Paper Club: "Chain-of-Thought Is Not Explainability"

Name: Paper Club: "Chain-of-Thought Is Not Explainability"
Start: 2025-07-10T11:00:00.000Z
End: 2025-07-10T13:00:00.000Z
Location: Lorong AI

Date: Thursday 10 July 2025
Time: 19:00 - 21:00
Location: Lorong AI

About the event

This is part one of a two-part series examining the role of Chain-of-Thought (CoT) reasoning in AI safety. This week, we'll explore the current limitations of CoT as an interpretability technique, while in the next session we'll discuss how CoT can still be leveraged effectively for safety applications despite these constraints.
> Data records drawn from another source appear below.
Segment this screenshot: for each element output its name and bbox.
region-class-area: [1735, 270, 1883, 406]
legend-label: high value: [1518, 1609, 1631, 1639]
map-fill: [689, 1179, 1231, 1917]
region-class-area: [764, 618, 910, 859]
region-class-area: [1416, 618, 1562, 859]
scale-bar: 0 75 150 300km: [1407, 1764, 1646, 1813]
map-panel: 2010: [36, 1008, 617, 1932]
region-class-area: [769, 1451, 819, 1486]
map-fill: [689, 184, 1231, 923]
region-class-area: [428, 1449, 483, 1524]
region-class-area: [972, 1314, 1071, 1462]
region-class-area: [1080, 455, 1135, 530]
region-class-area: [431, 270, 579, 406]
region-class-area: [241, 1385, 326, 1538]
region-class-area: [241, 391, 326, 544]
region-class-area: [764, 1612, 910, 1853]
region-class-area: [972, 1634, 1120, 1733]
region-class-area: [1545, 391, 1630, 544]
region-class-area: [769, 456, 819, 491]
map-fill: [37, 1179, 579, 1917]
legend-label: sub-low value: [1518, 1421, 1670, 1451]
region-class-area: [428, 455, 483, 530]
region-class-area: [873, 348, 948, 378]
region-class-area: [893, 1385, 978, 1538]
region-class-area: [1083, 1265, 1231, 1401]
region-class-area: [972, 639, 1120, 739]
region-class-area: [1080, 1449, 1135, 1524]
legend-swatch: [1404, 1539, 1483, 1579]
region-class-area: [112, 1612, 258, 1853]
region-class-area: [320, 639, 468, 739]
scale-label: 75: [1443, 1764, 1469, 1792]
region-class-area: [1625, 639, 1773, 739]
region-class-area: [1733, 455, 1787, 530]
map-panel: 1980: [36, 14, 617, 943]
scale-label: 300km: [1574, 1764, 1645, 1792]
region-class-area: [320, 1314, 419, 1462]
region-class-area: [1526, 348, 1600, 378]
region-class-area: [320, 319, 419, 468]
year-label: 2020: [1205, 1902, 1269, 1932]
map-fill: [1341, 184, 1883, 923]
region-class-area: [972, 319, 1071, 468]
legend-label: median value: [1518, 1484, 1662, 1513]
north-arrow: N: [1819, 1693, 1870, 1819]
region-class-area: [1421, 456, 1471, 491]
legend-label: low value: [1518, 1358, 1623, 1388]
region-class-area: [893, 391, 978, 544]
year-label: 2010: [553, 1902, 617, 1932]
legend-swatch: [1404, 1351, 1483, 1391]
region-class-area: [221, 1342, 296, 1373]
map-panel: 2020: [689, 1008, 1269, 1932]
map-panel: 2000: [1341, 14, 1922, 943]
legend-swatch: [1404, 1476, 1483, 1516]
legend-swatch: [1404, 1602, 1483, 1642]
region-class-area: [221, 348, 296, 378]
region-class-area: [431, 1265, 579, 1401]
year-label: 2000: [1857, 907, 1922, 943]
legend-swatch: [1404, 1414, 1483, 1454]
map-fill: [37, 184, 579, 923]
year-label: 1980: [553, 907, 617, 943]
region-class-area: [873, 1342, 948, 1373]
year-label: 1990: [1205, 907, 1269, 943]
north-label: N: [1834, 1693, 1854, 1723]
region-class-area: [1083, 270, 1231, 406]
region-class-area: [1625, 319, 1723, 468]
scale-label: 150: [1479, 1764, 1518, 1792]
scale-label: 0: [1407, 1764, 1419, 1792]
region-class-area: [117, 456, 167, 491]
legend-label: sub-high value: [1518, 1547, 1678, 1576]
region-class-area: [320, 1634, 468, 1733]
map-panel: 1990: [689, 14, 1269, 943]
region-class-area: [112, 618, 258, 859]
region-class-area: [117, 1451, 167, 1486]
Technical Note: This event is intended for participants with a technical background. We strongly encourage reading the paper ahead of time to fully engage with the discussion. This paper synthesizes findings from multiple recent studies to demonstrate that when Large Language Models show their step-by-step reasoning, these explanations frequently diverge from their actual computational processes. The authors document systematic patterns of unfaithfulness: models rationalize answers influenced by subtle prompt biases without mentioning these influences, silently correct errors in their reasoning chains while still reaching correct conclusions, and use memorized shortcuts while presenting elaborate logical derivations.